Sul lato opposto del Viale c'è il Padiglione Tamerici progettato nel 1903 da Giulio Bernardini e lo storico negozio della manifattura L'Arte della Ceramica fondata nel 1896 da Galileo Chini e decorato da quattro pannelli in grès di Domenico Trentacoste. Il caffè concerto-casinò Excelsior, progettato all'inizio del 900, è divenuto ora un luminoso e modernissimo stabilimento termale.
Anche le settecentesche Leopoldine completamente trasformate e arricchite negli anni Venti da Ugo Giovannozzi, conservano tutto il loro fascino.
Ma il cuore della città sono le Terme Tettuccio, dall'imponente portale che conduce in una vera e propria città termale, tra caffè, negozi, mostre d'arte e il bel parco di alberi d'alto fusto perfetto per il relax del dopo-acque.
I padiglioni decorati dalle ceramiche di Basilio Cascella e dagli affreschi di Giuseppe Moroni, Giulio Bargellini e Maria Biseo ne accrescono la sontuosità e la classe. Da ammirare le decorazioni di Ezio Giovannozzi nella cupola della tribuna dell'orchestra coperta da tegole in squame di maiolica della Manifattura Chini.

E' un luogo in cui godere dei benefici delle acque che sgorgano da quattro sorgenti, ognuna con speciali proprietà terapeutiche (Rinfresco, Leopoldina, Regina e Tettuccio,diuretiche, depurative e purificanti) ma anche lo start per altre scoperte emozionanti, come il borgo medievale di Montecatini Alta, raggiungibile anche con una storica funivia rossa, la più antica del mondo in funzione, e della vicinissima Monsummano con le sue famose grotte termali.
E poi c'è la Valdinievole, dal nome del torrente Nievole che come tutti gli altri corsi d'acqua va verso la conca del Padule di Fucecchio.
Sono circa 1800 ettari di area naturalistica incontaminata al confine tra le province di Pistoia e Firenze, il bacino palustre più vasto d'Italia. Nella riserva naturale viene praticata una gestione attiva con il controllo della vegetazione e il recupero ambientale degli specchi d'acqua.

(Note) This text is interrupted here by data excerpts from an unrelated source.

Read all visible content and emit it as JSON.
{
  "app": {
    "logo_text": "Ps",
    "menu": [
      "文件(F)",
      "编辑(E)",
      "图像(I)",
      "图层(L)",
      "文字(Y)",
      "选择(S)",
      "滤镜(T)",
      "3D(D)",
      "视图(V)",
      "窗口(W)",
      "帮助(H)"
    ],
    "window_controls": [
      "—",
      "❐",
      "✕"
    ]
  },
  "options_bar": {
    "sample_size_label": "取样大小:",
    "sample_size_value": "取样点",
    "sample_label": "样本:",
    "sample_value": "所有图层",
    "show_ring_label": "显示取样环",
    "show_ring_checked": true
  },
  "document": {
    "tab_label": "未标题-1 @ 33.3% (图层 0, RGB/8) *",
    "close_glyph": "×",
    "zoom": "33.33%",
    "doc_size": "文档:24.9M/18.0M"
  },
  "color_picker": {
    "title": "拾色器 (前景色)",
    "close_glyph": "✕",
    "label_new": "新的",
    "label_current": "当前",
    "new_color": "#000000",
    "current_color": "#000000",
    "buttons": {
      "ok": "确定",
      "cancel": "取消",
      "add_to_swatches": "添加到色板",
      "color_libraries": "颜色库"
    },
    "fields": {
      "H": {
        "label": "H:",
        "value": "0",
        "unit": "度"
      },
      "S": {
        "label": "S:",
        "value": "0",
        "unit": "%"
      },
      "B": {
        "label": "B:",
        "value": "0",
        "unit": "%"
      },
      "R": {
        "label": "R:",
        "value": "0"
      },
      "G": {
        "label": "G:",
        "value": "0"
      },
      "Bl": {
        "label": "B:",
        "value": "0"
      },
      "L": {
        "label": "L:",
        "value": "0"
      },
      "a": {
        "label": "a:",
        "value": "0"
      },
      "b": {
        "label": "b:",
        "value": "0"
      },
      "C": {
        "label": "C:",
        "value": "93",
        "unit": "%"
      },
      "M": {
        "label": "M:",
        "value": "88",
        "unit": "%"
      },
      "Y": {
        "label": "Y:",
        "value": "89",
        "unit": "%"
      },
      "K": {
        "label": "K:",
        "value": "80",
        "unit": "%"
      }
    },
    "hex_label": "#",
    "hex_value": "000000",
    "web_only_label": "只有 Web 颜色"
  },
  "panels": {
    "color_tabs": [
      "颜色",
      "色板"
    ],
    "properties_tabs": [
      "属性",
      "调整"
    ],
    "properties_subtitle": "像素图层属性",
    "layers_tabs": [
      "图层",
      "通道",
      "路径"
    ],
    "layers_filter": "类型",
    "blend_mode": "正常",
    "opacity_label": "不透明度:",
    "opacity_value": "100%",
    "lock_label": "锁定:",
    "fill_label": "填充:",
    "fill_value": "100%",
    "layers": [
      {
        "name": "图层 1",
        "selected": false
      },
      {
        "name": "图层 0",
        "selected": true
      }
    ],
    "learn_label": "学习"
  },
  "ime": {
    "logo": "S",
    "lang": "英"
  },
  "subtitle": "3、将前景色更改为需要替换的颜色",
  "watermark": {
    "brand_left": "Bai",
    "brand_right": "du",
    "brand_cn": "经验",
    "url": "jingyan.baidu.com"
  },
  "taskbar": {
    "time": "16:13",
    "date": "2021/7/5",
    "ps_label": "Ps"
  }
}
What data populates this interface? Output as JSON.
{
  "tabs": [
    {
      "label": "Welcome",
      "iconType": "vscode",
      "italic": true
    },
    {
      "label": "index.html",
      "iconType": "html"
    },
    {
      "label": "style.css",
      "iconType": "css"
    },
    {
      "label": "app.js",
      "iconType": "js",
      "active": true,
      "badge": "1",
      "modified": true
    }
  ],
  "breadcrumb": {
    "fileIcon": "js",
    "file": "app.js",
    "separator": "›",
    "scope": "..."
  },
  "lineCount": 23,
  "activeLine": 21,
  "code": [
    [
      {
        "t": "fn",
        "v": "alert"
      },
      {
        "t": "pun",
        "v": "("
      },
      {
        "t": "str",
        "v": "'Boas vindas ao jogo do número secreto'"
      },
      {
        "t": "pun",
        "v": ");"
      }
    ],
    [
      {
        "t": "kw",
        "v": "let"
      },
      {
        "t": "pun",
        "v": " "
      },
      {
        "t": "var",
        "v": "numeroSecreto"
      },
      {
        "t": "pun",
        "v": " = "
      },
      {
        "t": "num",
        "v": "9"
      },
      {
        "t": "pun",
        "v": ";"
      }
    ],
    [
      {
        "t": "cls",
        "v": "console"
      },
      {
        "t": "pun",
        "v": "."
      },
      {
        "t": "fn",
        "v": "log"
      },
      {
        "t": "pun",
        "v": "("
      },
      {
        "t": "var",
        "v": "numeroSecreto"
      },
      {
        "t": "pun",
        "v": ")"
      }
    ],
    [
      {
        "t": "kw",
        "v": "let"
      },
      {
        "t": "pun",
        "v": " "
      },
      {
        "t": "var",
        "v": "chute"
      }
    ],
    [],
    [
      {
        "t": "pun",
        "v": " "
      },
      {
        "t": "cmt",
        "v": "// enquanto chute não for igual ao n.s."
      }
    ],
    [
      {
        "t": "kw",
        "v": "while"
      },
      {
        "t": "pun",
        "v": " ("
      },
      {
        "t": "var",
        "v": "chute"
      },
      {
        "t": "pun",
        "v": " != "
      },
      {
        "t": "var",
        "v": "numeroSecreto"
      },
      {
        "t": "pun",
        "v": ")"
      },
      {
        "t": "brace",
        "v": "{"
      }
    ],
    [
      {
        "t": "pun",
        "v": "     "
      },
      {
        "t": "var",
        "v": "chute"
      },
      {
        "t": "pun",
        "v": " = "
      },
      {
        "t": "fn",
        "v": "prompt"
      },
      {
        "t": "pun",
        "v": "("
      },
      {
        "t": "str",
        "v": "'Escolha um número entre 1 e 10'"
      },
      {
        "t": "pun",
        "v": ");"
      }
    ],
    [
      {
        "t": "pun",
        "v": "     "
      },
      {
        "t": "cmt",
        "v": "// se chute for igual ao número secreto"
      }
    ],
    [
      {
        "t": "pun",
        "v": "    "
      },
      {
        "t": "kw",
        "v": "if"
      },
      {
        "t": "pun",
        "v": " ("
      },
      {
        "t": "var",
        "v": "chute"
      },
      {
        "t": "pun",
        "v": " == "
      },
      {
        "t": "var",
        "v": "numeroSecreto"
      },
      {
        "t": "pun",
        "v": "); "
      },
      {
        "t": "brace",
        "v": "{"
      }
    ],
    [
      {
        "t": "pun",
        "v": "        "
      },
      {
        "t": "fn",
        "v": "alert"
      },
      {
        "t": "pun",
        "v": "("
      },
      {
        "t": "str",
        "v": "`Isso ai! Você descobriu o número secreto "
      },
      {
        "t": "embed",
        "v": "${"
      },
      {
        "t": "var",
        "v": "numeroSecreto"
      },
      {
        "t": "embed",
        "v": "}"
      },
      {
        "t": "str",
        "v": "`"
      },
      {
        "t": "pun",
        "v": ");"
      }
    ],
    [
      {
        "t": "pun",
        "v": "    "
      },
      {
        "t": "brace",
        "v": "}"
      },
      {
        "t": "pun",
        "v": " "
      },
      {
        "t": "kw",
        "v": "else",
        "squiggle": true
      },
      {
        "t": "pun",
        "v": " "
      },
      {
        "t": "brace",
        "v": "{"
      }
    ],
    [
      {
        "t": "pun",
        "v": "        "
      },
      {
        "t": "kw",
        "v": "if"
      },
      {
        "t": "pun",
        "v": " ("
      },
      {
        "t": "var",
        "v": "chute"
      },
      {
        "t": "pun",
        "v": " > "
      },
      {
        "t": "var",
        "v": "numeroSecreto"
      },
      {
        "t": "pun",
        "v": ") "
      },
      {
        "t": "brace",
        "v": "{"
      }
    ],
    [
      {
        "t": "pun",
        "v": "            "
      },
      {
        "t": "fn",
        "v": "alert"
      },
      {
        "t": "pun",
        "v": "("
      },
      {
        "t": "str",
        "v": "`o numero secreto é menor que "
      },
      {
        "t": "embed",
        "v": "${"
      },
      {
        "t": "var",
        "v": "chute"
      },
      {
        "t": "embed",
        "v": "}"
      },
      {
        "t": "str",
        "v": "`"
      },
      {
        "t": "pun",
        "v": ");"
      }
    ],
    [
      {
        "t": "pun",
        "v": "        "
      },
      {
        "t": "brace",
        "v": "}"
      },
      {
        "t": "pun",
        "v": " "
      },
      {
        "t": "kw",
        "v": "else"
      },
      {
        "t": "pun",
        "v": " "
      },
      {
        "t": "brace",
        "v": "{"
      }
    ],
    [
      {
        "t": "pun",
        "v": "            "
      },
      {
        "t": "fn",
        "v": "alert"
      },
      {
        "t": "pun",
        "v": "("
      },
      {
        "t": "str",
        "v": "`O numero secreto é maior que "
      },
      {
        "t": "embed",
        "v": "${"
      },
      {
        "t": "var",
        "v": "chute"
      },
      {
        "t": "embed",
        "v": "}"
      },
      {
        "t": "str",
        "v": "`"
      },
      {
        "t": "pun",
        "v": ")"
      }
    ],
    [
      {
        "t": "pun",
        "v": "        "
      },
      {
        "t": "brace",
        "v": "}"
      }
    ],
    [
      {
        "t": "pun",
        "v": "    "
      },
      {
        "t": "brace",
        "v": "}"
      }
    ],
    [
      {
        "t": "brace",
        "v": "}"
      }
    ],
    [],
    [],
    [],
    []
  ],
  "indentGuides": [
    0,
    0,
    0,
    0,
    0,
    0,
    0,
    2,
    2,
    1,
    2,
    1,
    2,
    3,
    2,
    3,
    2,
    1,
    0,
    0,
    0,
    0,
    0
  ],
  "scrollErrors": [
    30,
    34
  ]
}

Dai canneti e dai lamineti venivano ricavate le fibre per intrecciare i cestini, rivestire i fiaschi e impagliare le sedie, attività che per secoli hanno impegnato le popolazioni locali e che ora sono state cancellate da sua maestà la plastica. Canneti e lamineti vegetano insieme a tante piante palustri. Caratteristiche del Padule sono la felce reale, il cosiddetto morso di rana, la grande carice chiamata sarello, le ninfee bianche e gialle.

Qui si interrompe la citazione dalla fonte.